Review of the clinical record for Resident R44 revealed that the resident was admitted to facility on September 23, 2013, with diagnoses including, but not limited to, coronary artery disease (CAD-narrowing of the blood vessels which supply the heart with blood and oxygen), hypertension (elevated blood pressure) and bilateral upper extremity contractures. The quarterly Minimum Data Set (MDS- a periodic assessment of the resident's needs) dated August 27, 2019 indicated that the resident's was impaired in both upper and lower extremities on both sides. The resident's functional status for all activities of daily living is total dependance with two person assistance for bed mobility, transfers, dressing, toileting, personal hygiene and full bath/shower. Additionally, the resident's cognitive skills were assessed as severely impaired.

Review of the resident care plan reviewed on September 3, 2019 and November 25, 2019
indicated that the Resident R44 was totally dependent with two person assistance with bed mobility, personal care and bathing.

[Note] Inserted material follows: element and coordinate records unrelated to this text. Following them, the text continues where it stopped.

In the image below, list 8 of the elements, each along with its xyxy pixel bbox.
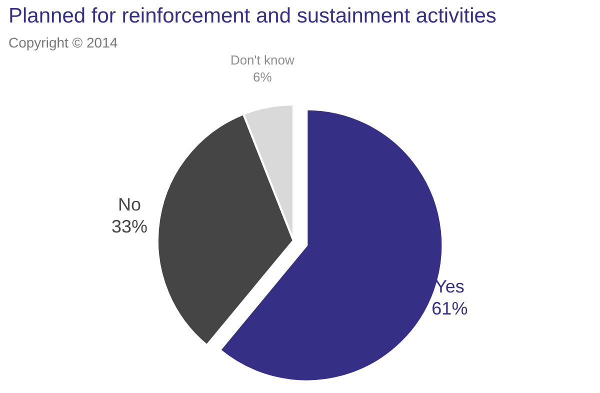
chart-subtitle: Copyright © 2014 <box>8 34 118 50</box>
chart-title: Planned for reinforcement and sustainment activities <box>8 4 496 28</box>
slice-label: Don't know <box>230 52 295 68</box>
data-label: 33% <box>112 216 148 237</box>
data-label: 6% <box>253 69 272 84</box>
slice-label: No <box>118 194 142 215</box>
slice-label: Yes <box>435 276 464 297</box>
data-label: 61% <box>432 298 468 319</box>
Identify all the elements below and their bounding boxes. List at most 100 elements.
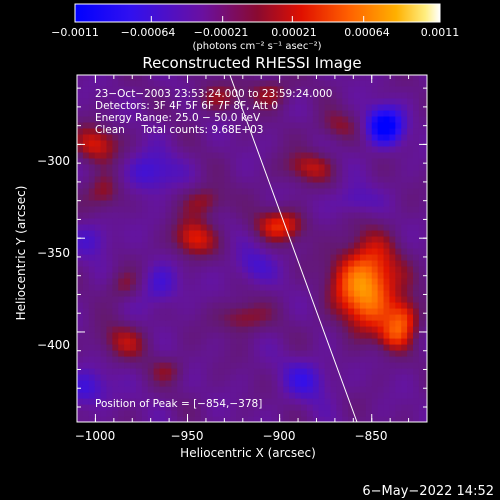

Review of the nurse's progress note written on October 7, 2019 revealed that at 10:20 AM, she was called by the care nurse while giving morning care. " Resident was found on the floor matt, noted hematoma (collection of blood underneath the tissue) of the forehead." "Staff said resident was on his side, and rolled to the floor. "

Review of the facility's fall investigation dated October 11, 2019 and the care nurse statement. The care
nurse stated the resident was in bed, on his side. The care nurse was giving care, the resident leaned
over too far and fell on the floor.

The facility failed to ensure that one resident received adequate assistance with bathing.

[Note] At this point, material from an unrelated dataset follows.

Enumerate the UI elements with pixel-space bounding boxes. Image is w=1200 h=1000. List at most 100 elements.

CFR 483.25(d)(2) Accidents
Previously cited 12/28/18

28 Pa. Code 201.18 (b) (1) Management
Previously cited 5/15/19 and 12/28/18

28 Pa. Code 211.12 (d) (5) Nursing services
Previously cited 5/15/19















 Plan of Correction - To be completed: 01/27/2020

1.R44 is discharged from the facility.
2.All residents will be reviewed on admission, quarterly and with any significant change to assure that assistance is provided during bathing activities so that residents are free from accident/hazards.
3.Nursing staff will be educated by Staff development/designee on the importance of providing assistance during bathing activities to assure that residents are free from accidents/hazards.
4.Random audits will be done by DON/designee of residents that require assistance during bathing activities to assure that residents are free of accidents/hazards; audits will be done weekly x4, then monthly x3, then quarterly or when compliance is achieved. Findings will be reported to QAPI committee.
5.Compliance date is January 27, 2020.